ただ毒を溢れさせ言葉に変えて投げつけている宝条を、哀しそうに見つめているだけで。
暫くしてやっと宝条の毒が切れた。吐き出すだけ吐き出したのだろうか、少しは落ち着いたらしい。
見計らったガストが、クラウドに向き直る。
「セフィロスに何を言われたのだね」
「好きだと――ずっと見つめてきたって。…愛してるって」
淡々とクラウドは答えた。
全てを知ってしまった今ならば解る。セフィロスの想いの重みを。
あんなに容易く受け入れてしまってはならなかったのに。
「君は…」
「クラウド。君はどう想うのだ?」
「…」
――どう想うって?
――フィーを!?
解らない。
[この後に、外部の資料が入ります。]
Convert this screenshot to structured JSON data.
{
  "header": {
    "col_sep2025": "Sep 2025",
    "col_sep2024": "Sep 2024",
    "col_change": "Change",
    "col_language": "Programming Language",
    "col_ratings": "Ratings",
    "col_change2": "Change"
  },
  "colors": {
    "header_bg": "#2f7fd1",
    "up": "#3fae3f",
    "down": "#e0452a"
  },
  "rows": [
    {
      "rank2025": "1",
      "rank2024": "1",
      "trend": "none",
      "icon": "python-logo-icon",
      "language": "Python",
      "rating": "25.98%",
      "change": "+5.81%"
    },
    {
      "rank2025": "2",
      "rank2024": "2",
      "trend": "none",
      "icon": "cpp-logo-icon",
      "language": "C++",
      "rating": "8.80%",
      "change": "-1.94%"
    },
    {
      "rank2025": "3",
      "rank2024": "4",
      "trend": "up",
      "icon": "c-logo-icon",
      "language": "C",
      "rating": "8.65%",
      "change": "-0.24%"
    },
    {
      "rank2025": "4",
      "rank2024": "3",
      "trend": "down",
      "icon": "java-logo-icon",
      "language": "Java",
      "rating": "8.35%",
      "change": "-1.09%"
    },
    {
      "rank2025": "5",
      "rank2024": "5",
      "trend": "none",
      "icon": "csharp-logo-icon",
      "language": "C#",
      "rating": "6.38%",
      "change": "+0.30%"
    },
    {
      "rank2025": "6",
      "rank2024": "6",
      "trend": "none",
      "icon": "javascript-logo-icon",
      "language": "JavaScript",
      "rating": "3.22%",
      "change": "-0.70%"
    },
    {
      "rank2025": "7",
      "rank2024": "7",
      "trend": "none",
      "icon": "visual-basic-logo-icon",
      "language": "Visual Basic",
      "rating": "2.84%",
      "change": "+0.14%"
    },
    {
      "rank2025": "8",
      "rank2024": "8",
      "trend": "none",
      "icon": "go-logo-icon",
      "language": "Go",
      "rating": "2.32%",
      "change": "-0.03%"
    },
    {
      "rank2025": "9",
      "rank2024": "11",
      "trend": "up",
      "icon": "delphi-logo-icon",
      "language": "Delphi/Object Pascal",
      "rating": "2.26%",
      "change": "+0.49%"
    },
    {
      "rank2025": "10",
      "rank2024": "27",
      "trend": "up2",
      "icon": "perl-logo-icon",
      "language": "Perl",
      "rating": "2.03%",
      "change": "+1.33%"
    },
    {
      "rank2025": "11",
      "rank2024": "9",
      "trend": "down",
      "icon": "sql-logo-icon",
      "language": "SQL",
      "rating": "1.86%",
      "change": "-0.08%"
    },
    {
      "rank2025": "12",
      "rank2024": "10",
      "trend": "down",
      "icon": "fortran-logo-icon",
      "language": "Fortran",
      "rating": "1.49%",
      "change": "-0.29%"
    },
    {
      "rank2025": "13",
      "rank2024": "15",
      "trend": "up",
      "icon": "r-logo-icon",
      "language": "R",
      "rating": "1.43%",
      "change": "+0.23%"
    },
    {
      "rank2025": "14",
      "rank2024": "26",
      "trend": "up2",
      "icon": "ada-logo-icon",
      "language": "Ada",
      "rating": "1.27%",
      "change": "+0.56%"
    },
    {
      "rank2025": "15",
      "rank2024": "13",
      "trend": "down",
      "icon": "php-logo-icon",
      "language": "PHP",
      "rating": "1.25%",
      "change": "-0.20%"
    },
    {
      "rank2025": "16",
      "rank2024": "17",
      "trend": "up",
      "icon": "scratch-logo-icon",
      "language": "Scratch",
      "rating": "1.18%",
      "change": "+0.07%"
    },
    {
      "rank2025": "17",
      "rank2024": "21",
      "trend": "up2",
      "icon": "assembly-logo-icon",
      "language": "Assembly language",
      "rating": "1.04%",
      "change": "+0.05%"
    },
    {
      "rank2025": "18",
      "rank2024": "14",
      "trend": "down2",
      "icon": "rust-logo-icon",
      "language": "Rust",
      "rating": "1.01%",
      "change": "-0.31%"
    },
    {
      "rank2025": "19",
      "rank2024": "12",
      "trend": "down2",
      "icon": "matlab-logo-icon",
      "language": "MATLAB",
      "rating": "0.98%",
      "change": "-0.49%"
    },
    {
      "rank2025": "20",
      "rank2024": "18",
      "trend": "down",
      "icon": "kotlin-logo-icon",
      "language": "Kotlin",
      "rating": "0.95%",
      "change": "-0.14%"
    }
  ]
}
愛しているのかは。
でも絆されていたし、可愛いと思っていたのは事実。
全てを知った今でも、それは同じだ。
ただ受け入れてはならないと、離れなければならないのだと解ってはいるが。
不安定なまま考えを纏めて答えようとするよりも先に、宝条がまた割って入った。
「どう想うもなにも、どうするべきなのかは、初めから決まっておる!」
必要最低限のみの関わりで充分。好意などいらない。
「だが――そう決めつけるのは…」
「ガスト!そういう問題でないのは、お前が一番解っている筈だ」
「遺伝子的にはセフィロスはジェノバだ――」
「だから問題ないとは言えるが、道義としては大問題だ」
遺伝子?道義?
――何のことだ?
ガストと視線があった。
問いかけるクラウドに低く呻きながら、
「ルクレツィアの腹でジェノバ細胞を投与された受精卵の卵子は――」
一度目は失敗。これはルクレツィアの卵子。
二度目は成功。この卵子は誰のもの?
「クラウド。二度目に使った卵子は、君のお母さんのものだ」
「セフィロスの遺伝子はその9割以上がジェノバと同じだ」
よって現実としては、そうだとは言えないのだが。
「卵子の提供者だけを考えれば――」
「セフィロスは君の、父親違いの弟となる」
そして、
「どちらの受精卵も、精子の提供者は宝条だ」
セフィロスの父は宝条。
セフィロスの母は、クラウドと同じで…
――父親違いの弟だって!?
クラウドの為だけにその存在を許されている、異父弟?
「セフィロスは…――そのことを知っているんですか?」
「ああ、彼は知っているよ」


世界はこんなに素晴らしいのに。
どうして――残酷なのだろうか。
セフィロスに感じた官能は、あれは異父兄弟であり、ジェノバ細胞がリユニオンしたから?


数日後、クラウドはこの屋敷を去る。
セフィロスには会わないままの旅立ちであった。